表と裏、光と影──対になるものある世の中で生きているということ

「ありとあらゆる事物には常に、相反するものが対になって存在している。
それが世の理(ことわり)である」
そんな考え方があります。
表と裏。明と暗。陰と陽。善と悪。植物と動物。腹と背中……女性と男性もそうですね。

だとしたら、人が生きるこの世の中にとって、対になるものとはなんでしょう。
それはいわゆる「あの世」になりますね。
私にとってのあの世とは、私の両親をはじめ親類縁者が渡って行った先となります。

あの世はこちらから見ることができません。
ただ「見えない」からといって存在しないとは言い切れない──
むしろ、この世があるのだからあの世もあって当たり前じゃないか、と。

ではなぜ、存在していてもこちらから見えないのか……
そこで私は思うのです。
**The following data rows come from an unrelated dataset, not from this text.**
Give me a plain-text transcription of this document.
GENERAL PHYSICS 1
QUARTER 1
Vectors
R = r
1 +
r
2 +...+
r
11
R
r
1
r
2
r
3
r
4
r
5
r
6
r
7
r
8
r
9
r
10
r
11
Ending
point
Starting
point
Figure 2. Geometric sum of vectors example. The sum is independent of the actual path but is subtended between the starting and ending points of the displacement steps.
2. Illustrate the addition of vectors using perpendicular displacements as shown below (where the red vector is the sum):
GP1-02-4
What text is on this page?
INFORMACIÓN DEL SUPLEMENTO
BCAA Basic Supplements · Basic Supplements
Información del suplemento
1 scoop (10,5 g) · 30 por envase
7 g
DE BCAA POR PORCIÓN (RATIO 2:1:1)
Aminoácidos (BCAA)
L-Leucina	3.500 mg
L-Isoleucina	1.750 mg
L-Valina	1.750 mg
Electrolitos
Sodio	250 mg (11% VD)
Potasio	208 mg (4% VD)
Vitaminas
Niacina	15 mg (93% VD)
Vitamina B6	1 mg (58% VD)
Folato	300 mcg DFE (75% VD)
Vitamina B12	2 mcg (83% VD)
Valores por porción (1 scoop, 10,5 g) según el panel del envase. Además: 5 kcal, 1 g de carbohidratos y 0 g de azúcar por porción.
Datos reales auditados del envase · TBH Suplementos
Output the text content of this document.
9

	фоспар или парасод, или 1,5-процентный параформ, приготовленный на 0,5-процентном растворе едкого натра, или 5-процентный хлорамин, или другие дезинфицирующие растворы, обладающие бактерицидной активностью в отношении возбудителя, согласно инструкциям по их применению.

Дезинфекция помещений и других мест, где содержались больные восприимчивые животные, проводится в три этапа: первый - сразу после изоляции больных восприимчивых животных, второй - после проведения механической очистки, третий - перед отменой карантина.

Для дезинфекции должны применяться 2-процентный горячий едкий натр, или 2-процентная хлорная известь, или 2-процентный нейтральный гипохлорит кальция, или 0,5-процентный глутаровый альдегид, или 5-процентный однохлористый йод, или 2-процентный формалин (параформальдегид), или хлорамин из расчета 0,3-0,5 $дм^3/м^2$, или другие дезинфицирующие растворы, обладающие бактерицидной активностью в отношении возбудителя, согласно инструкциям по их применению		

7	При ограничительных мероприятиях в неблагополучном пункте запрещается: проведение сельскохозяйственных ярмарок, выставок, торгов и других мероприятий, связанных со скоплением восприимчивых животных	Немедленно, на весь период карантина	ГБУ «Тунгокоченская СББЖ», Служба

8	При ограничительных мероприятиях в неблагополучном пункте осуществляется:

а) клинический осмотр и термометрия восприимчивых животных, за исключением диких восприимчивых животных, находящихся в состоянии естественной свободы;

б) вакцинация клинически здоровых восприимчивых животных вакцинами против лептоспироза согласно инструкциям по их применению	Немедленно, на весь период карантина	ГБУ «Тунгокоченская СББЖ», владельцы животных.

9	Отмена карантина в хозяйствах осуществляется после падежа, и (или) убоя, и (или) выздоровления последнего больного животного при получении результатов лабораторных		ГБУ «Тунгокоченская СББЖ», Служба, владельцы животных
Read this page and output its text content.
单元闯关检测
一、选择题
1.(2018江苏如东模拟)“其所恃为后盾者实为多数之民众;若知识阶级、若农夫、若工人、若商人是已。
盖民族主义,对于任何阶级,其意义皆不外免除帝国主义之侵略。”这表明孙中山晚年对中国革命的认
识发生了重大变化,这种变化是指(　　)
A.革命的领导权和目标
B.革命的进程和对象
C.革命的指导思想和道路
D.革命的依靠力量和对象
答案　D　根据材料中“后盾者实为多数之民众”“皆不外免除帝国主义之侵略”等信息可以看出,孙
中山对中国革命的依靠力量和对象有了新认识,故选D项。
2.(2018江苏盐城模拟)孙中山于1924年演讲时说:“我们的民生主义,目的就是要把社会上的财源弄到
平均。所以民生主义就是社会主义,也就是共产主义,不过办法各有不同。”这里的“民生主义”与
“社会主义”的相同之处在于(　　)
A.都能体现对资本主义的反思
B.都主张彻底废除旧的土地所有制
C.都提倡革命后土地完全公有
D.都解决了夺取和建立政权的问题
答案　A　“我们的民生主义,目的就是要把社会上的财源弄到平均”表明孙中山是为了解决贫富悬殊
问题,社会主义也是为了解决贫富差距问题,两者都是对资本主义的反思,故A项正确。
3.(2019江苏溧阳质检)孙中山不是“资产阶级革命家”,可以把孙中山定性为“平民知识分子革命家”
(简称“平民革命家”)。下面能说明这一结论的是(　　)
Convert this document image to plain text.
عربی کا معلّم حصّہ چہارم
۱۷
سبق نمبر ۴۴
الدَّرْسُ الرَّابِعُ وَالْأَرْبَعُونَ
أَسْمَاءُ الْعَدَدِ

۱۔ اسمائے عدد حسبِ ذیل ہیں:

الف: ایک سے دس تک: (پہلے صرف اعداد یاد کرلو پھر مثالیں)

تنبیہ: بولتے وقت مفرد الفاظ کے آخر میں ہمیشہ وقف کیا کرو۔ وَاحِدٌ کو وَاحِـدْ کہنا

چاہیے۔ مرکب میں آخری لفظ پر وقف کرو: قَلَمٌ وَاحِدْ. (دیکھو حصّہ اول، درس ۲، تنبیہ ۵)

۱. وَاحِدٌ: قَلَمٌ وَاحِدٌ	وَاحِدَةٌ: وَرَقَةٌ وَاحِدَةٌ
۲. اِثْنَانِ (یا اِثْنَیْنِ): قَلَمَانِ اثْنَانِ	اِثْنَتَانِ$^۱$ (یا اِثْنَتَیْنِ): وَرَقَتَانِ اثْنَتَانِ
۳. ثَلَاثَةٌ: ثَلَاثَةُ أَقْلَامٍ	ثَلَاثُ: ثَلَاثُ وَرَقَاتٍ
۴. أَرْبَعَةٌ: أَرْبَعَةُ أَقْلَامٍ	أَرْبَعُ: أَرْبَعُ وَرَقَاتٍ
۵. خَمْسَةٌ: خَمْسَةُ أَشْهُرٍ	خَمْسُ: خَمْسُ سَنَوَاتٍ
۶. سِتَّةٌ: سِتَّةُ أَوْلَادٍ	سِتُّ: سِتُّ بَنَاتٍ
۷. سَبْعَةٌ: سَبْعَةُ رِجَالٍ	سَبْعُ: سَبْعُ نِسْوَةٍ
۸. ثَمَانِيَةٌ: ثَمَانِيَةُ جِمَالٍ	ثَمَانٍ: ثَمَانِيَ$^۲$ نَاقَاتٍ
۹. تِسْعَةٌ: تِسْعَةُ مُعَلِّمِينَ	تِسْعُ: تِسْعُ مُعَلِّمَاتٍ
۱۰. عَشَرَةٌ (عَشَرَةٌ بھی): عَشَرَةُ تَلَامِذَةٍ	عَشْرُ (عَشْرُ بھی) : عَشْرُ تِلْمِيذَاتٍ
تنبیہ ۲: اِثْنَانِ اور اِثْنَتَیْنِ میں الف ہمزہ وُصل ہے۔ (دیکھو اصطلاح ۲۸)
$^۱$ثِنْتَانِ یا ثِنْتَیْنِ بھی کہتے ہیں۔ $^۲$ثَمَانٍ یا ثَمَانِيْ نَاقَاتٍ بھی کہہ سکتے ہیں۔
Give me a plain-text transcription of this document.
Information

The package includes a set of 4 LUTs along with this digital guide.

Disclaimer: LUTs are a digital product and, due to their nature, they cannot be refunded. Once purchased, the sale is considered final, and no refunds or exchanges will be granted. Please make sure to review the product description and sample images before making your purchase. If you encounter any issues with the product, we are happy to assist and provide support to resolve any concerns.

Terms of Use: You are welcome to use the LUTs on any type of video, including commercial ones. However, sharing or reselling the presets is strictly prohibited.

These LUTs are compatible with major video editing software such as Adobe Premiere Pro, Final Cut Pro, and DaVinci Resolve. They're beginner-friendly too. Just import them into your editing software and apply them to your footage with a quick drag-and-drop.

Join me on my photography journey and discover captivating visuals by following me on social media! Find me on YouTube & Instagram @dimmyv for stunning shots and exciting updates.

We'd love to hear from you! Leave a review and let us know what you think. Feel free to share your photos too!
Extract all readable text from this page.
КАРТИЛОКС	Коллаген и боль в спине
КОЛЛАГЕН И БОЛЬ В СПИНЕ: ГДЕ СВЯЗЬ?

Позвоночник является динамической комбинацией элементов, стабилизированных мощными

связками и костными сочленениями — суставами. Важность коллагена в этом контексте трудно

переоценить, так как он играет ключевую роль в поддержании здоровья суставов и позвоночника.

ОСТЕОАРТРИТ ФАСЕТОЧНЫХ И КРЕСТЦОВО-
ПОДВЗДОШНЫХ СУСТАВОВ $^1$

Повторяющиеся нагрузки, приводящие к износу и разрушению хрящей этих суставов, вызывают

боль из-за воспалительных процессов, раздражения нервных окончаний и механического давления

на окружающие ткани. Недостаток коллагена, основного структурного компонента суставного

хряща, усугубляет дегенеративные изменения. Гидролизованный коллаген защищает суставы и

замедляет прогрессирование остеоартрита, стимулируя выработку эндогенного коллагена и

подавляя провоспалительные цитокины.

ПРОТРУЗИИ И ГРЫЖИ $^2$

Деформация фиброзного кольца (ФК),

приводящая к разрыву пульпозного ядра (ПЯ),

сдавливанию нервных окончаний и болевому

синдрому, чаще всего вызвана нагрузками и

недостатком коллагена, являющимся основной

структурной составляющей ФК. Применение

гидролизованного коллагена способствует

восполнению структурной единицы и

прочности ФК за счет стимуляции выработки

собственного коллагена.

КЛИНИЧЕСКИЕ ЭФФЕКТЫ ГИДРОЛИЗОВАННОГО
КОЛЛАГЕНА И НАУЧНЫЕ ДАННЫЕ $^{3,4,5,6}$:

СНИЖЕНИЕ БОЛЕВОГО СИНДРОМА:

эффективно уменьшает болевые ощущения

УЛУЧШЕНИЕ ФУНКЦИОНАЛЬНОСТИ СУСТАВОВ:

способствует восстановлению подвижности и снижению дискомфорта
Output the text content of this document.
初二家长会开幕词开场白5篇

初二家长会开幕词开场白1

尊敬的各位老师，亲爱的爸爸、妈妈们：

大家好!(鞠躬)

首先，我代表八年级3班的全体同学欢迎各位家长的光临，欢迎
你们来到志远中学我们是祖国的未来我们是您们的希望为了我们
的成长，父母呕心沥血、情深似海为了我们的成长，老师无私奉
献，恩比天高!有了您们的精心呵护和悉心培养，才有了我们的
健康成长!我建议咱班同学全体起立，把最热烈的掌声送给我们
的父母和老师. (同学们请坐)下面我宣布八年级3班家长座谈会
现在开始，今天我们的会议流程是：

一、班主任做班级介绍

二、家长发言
この世は煌々とライトで照らされている舞台で、あの世はライトの外の観客席なのではないか、と。

だとしたら、観客席からはステージがよく見えることでしょう。
つまり、親類縁者がステージの上の私を見ているわけです。
私が良いことをすれば、観客席ではみなさん喜んでくれるでしょうし、逆の行いをすればみなさん呆れ返ったり悲しんだり…場合によっては席を立って去っていくかもしれません。
そう考えるたびに「日々きちんと正しく生きなければ」と初心に立ち返っております。

世の中に存在するものにはすべからく、対になるものがある。
それが分かっていれば、人生の道に迷った時にも困ることはありません。
人生のステージで迷ったのなら、反対側の「あの世でこちらを見ている人たち」を考えるように、対になっている“反対側”を見れば、答えが分かりやすいのです。

仕事で迷った時も、自分の中に答えを探すのではなく、お客様の側に答えがあるはず。
ただ、それを見つけるには、「歪みなく色もついていない心」が大切になります。